Updated

Former Panamanian dictator Manuel Noriega can be extradited to France once he completes his U.S. prison sentence for a 1992 drug trafficking conviction, a federal judge ruled Tuesday.

Noriega, 72, is due to be released from a Miami prison on Sept. 9.

He wants U.S. officials to send him back to his home country, but France wants him to face charges of laundering about $3.15 million in drug profits through transactions that included buying luxurious apartments in Paris.

Noreiga wants to be returned to Panama because he wants to fight a conviction in the slayings of two political opponents.

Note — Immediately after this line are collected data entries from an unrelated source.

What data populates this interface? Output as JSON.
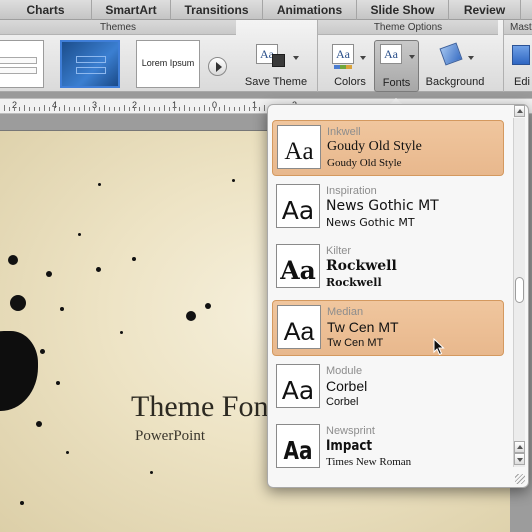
{
  "ribbon": {
    "tabs": [
      {
        "label": "Charts"
      },
      {
        "label": "SmartArt"
      },
      {
        "label": "Transitions"
      },
      {
        "label": "Animations"
      },
      {
        "label": "Slide Show"
      },
      {
        "label": "Review"
      }
    ],
    "groups": {
      "themes": "Themes",
      "theme_options": "Theme Options",
      "master_partial": "Mast"
    },
    "theme_thumb_text": "Lorem Ipsum",
    "buttons": {
      "save_theme": "Save Theme",
      "colors": "Colors",
      "fonts": "Fonts",
      "background": "Background",
      "edit_partial": "Edi"
    }
  },
  "ruler": {
    "labels": [
      "2",
      "4",
      "3",
      "2",
      "1",
      "0",
      "1",
      "2"
    ]
  },
  "slide": {
    "title": "Theme Fonts",
    "subtitle": "PowerPoint"
  },
  "fonts_menu": {
    "items": [
      {
        "name": "Inkwell",
        "heading_font": "Goudy Old Style",
        "body_font": "Goudy Old Style",
        "preview": "Aa",
        "selected": true
      },
      {
        "name": "Inspiration",
        "heading_font": "News Gothic MT",
        "body_font": "News Gothic MT",
        "preview": "Aa",
        "selected": false
      },
      {
        "name": "Kilter",
        "heading_font": "Rockwell",
        "body_font": "Rockwell",
        "preview": "Aa",
        "selected": false
      },
      {
        "name": "Median",
        "heading_font": "Tw Cen MT",
        "body_font": "Tw Cen MT",
        "preview": "Aa",
        "selected": true
      },
      {
        "name": "Module",
        "heading_font": "Corbel",
        "body_font": "Corbel",
        "preview": "Aa",
        "selected": false
      },
      {
        "name": "Newsprint",
        "heading_font": "Impact",
        "body_font": "Times New Roman",
        "preview": "Aa",
        "selected": false
      }
    ]
  },
  "colors": {
    "selection_fill": "#eabb90",
    "selection_border": "#d4995f",
    "ribbon_blue": "#3f7ed8"
  },
  "icons": {
    "theme_nav": "chevron-right-icon",
    "save_theme": "save-theme-icon",
    "colors": "theme-colors-icon",
    "fonts": "theme-fonts-icon",
    "background": "background-icon",
    "pointer": "mouse-pointer-icon"
  }
}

The ruling is technically a recommendation to the State Department. A higher-ranking federal judge last week rejected claims by Noriega's lawyers that he should be returned to Panama because he was held in the U.S. as a prisoner of war.

France has assured the U.S. through diplomatic channels that Noriega will continue to be held there as a POW once extradited.

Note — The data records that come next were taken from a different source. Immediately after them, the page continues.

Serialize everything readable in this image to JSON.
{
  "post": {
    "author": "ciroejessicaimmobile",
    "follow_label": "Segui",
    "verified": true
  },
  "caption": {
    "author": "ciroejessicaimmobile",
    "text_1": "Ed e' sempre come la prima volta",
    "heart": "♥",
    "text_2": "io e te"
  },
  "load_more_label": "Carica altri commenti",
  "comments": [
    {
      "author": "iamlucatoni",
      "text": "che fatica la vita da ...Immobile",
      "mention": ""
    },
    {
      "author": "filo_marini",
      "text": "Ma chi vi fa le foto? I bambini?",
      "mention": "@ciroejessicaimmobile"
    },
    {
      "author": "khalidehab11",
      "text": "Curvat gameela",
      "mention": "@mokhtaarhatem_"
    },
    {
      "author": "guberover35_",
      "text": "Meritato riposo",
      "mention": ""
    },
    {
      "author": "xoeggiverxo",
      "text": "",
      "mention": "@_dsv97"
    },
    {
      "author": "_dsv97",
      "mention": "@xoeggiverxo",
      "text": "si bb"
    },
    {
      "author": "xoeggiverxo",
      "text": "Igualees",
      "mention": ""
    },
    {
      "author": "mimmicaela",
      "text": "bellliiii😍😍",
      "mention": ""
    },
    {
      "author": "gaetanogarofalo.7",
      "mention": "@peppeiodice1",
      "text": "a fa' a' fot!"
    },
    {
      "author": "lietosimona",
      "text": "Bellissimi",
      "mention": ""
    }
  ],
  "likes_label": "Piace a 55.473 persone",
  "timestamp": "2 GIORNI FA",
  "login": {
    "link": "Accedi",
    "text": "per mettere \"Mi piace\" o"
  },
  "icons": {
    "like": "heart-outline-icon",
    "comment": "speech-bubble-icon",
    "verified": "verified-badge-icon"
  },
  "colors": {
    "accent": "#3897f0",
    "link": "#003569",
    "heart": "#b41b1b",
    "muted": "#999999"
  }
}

U.S. forces captured Noriega after a 1989 military invasion ordered by then-President George H.W. Bush in part because of the Panamanian's links to drug traffickers. It later emerged that Noriega had been on the CIA payroll for years, assisting U.S. interests throughout Latin America, including acting as liaison to Cuban President Fidel Castro.

In 1992, Noriega was tried and convicted in the U.S. of accepting bribes to allow shipments of U.S.-bound cocaine through Panama. His 30-year sentence has been reduced for good behavior.

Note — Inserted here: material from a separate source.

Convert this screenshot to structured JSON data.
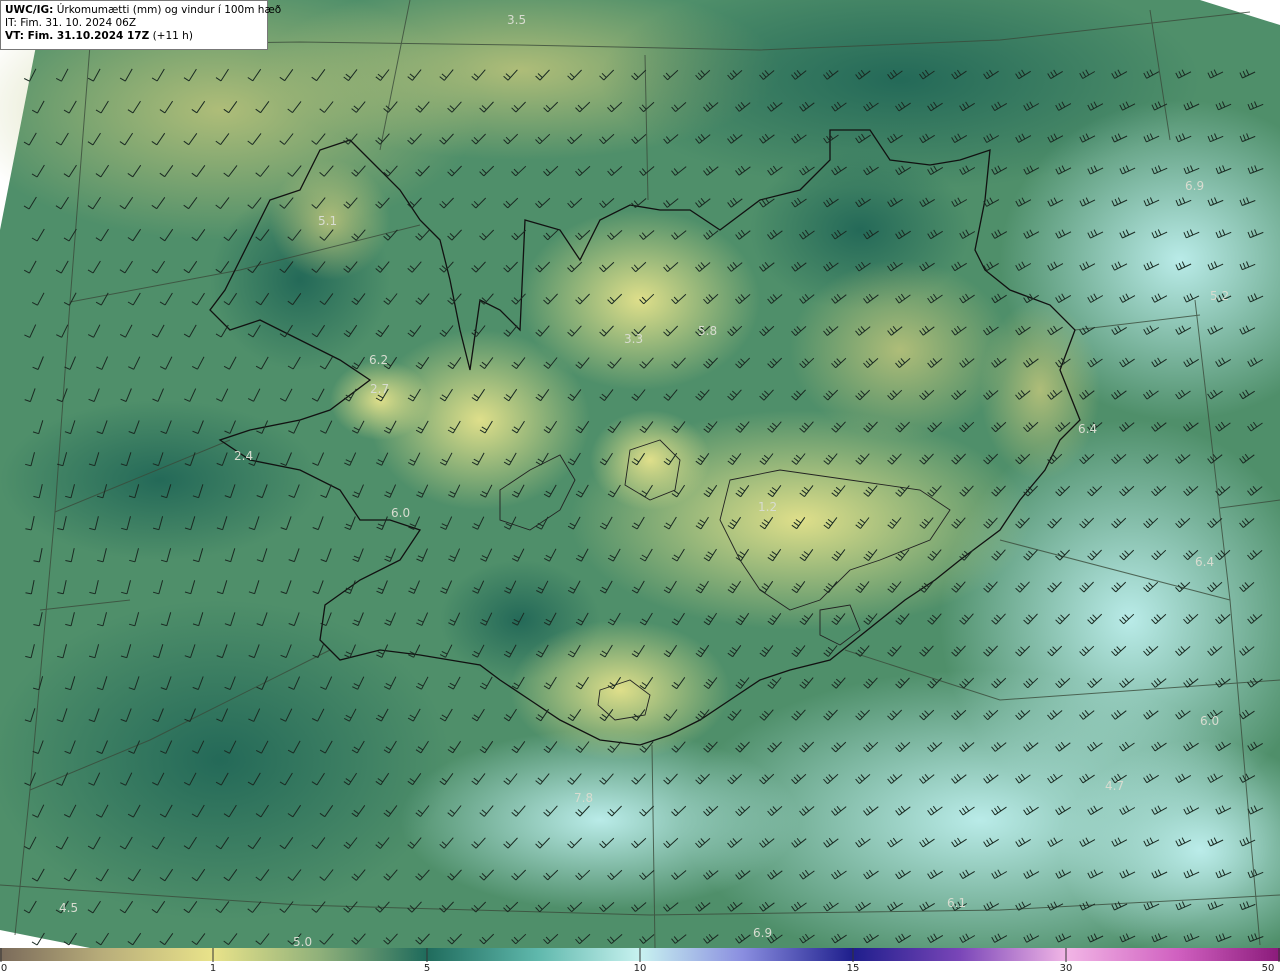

Panamanians, meanwhile, are split on whether Noriega should be imprisoned in their country. A poll in July before the U.S. announced plans to try to extradite him to France found 47 percent want him imprisoned in Panama and 44 percent want him sent to a third country. The poll of 1,218 people conducted by Dichter & Neira Latin Research Network for La Prensa newspaper had a margin of error of 3 percentage points.